Metamorfoses do capitalismo transnacional e o futuro governo Lula, por Luiz Eduardo Soares

Ocorre que, na medida em que a economia reduz-se a operações políticas, a esfera propriamente política -institucionalizada, regida por eleições- perde incidência sobre a economia, enquanto a soberania nacional submete-se à força.

Metamorfoses do capitalismo transnacional e o futuro governo Lula

por Luiz Eduardo Soares

O propósito deste artigo é tão ambicioso quanto são simplificadores os pressupostos em que se apoia. A complexidade de cada tema exigiria livros de análise para que as hipóteses, aqui expostas, fossem formuladas com a necessária consistência. Portanto, se tomo a liberdade de fazê-las circular neste estágio preliminar de elaboração, é justamente para colher as contribuições críticas que qualificarão seu desenvolvimento. E também porque me parece urgente que o debate público entre as forças progressistas as leve em consideração -e certamente estou longe de ser o único a trazê-las ao escrutínio coletivo.
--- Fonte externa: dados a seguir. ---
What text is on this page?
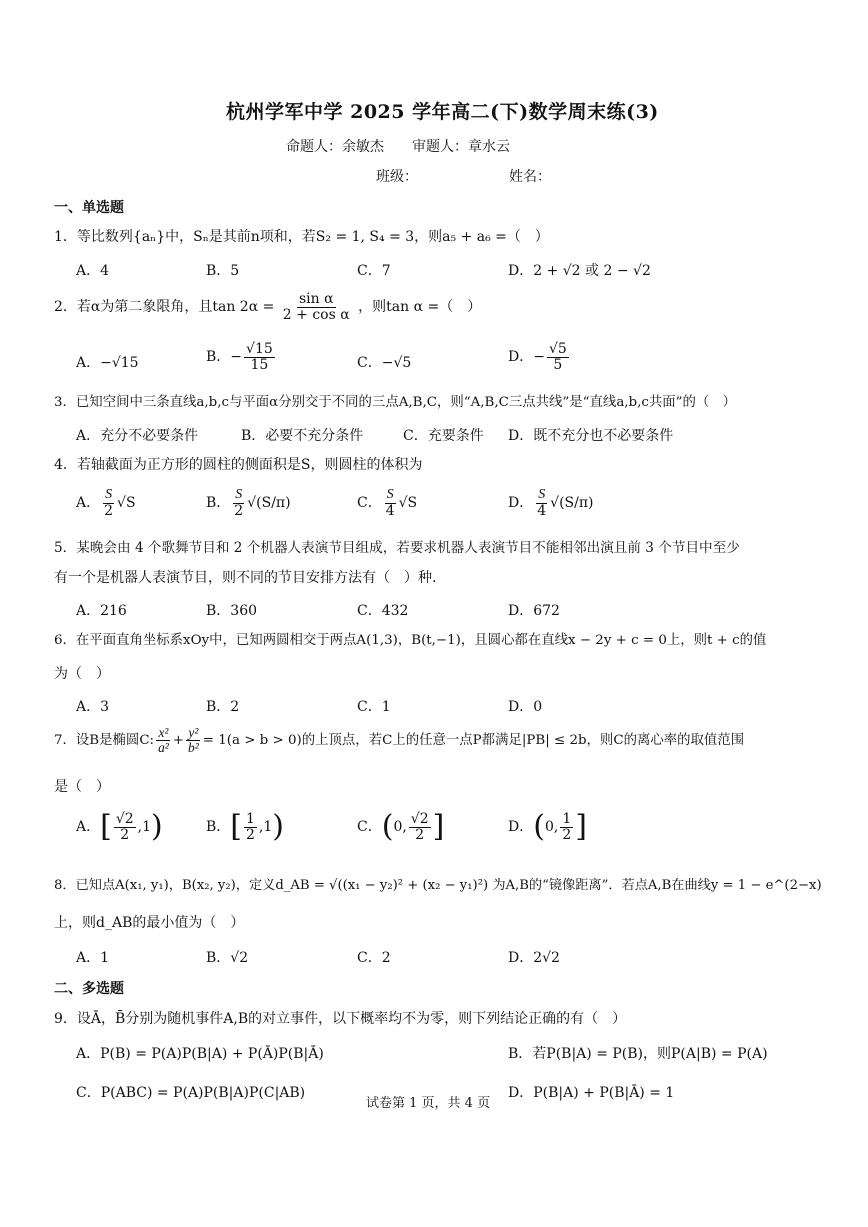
杭州学军中学 2025 学年高二(下)数学周末练(3)
命题人：余敏杰　　审题人：章水云
班级：　　　　　　　姓名：
一、单选题
1．等比数列{aₙ}中，Sₙ是其前n项和，若S₂ = 1, S₄ = 3，则a₅ + a₆ =（　）
A．4	B．5	C．7	D．2 + √2 或 2 − √2
2．若α为第二象限角，且$\tan 2\alpha = \frac{\text{sin α}}{\text{2 + cos α}}$ ，则tan α =（　）
A．−√15	B．− $\frac{√15}{15}$	C．−√5	D．− $\frac{√5}{5}$
3．已知空间中三条直线a,b,c与平面α分别交于不同的三点A,B,C，则“A,B,C三点共线”是“直线a,b,c共面”的（　）
A．充分不必要条件	B．必要不充分条件	C．充要条件 D．既不充分也不必要条件
4．若轴截面为正方形的圆柱的侧面积是S，则圆柱的体积为
A． $\frac{S}{2} √S$	B． $\frac{S}{2} √(S/\pi)$	C． $\frac{S}{4} √S$	D． $\frac{S}{4} √(S/\pi)$
5．某晚会由 4 个歌舞节目和 2 个机器人表演节目组成，若要求机器人表演节目不能相邻出演且前 3 个节目中至少
有一个是机器人表演节目，则不同的节目安排方法有（　）种.
A．216	B．360	C．432	D．672
6．在平面直角坐标系xOy中，已知两圆相交于两点A(1,3)，B(t,−1)，且圆心都在直线x − 2y + c = 0上，则t + c的值
为（　）
A．3	B．2	C．1	D．0
7．设B是椭圆C: $\frac{\text{x²}}{\text{a²}} + \frac{\text{y²}}{\text{b²}} = 1(a > b > 0)$的上顶点，若C上的任意一点P都满足|PB| ≤ 2b，则C的离心率的取值范围
是（　）
A．[ $\frac{√2}{2} ,1$)	B．[ $\frac{1}{2} ,1$)	C．(0, $\frac{√2}{2}$ ]	D．(0, $\frac{1}{2}$ ]
8．已知点A(x₁, y₁)，B(x₂, y₂)，定义d_AB = √((x₁ − y₂)² + (x₂ − y₁)²) 为A,B的“镜像距离”．若点A,B在曲线y = 1 − e^(2−x)
上，则d_AB的最小值为（　）
A．1	B．√2	C．2	D．2√2
二、多选题
9．设Ā，B̄分别为随机事件A,B的对立事件，以下概率均不为零，则下列结论正确的有（　）
A．P(B) = P(A)P(B|A) + P(Ā)P(B|Ā)	B．若P(B|A) = P(B)，则P(A|B) = P(A)
C．P(ABC) = P(A)P(B|A)P(C|AB)	D．P(B|A) + P(B|Ā) = 1
试卷第 1 页，共 4 页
Se a pretensão é ambiciosa, a meta é pontual: sugerir que as querelas em torno da política econômica de um possível governo Lula, embora evidentemente importantes, talvez sejam menos decisivas do que a compreensão do que está em jogo, seja no cenário geopolítico, seja no horizonte histórico, marcado pelo entrecruzamento de conflagrações socioambientais e metamorfoses do capitalismo.

Refiro-me, mais especificamente, aos seguintes fenômenos: o esgarçamento da relação entre neoliberalismo e democracia; o colapso da economia como lógica de crescimento, sustentada no binômio produção-consumo, dados os limites ambientais, a urgência da crise climática e a autonomia hiperbólica da especulação financeira, gerando bolhas e invertendo a relação entre o virtual e o material.

Como sabemos -e as únicas novidades aqui são a escala e a velocidade do processo, não sua substância¹-, o que era derivado converte-se em pressuposto; o que era poupança e investimento transforma-se em manejo de expectativas; o que era moeda com lastro torna-se mero critério de divisão do butim transnacional; juros e câmbio cada vez menos atuam como mecanismos nacionais de acumulação, estímulo e regulação, e cada vez mais são objeto de deliberação política das elites transnacionais; o que era infra estrutural, regido por leis próprias, submete-se crescentemente ao político, enquanto poder normativo, a serviço das estratégias imperiais.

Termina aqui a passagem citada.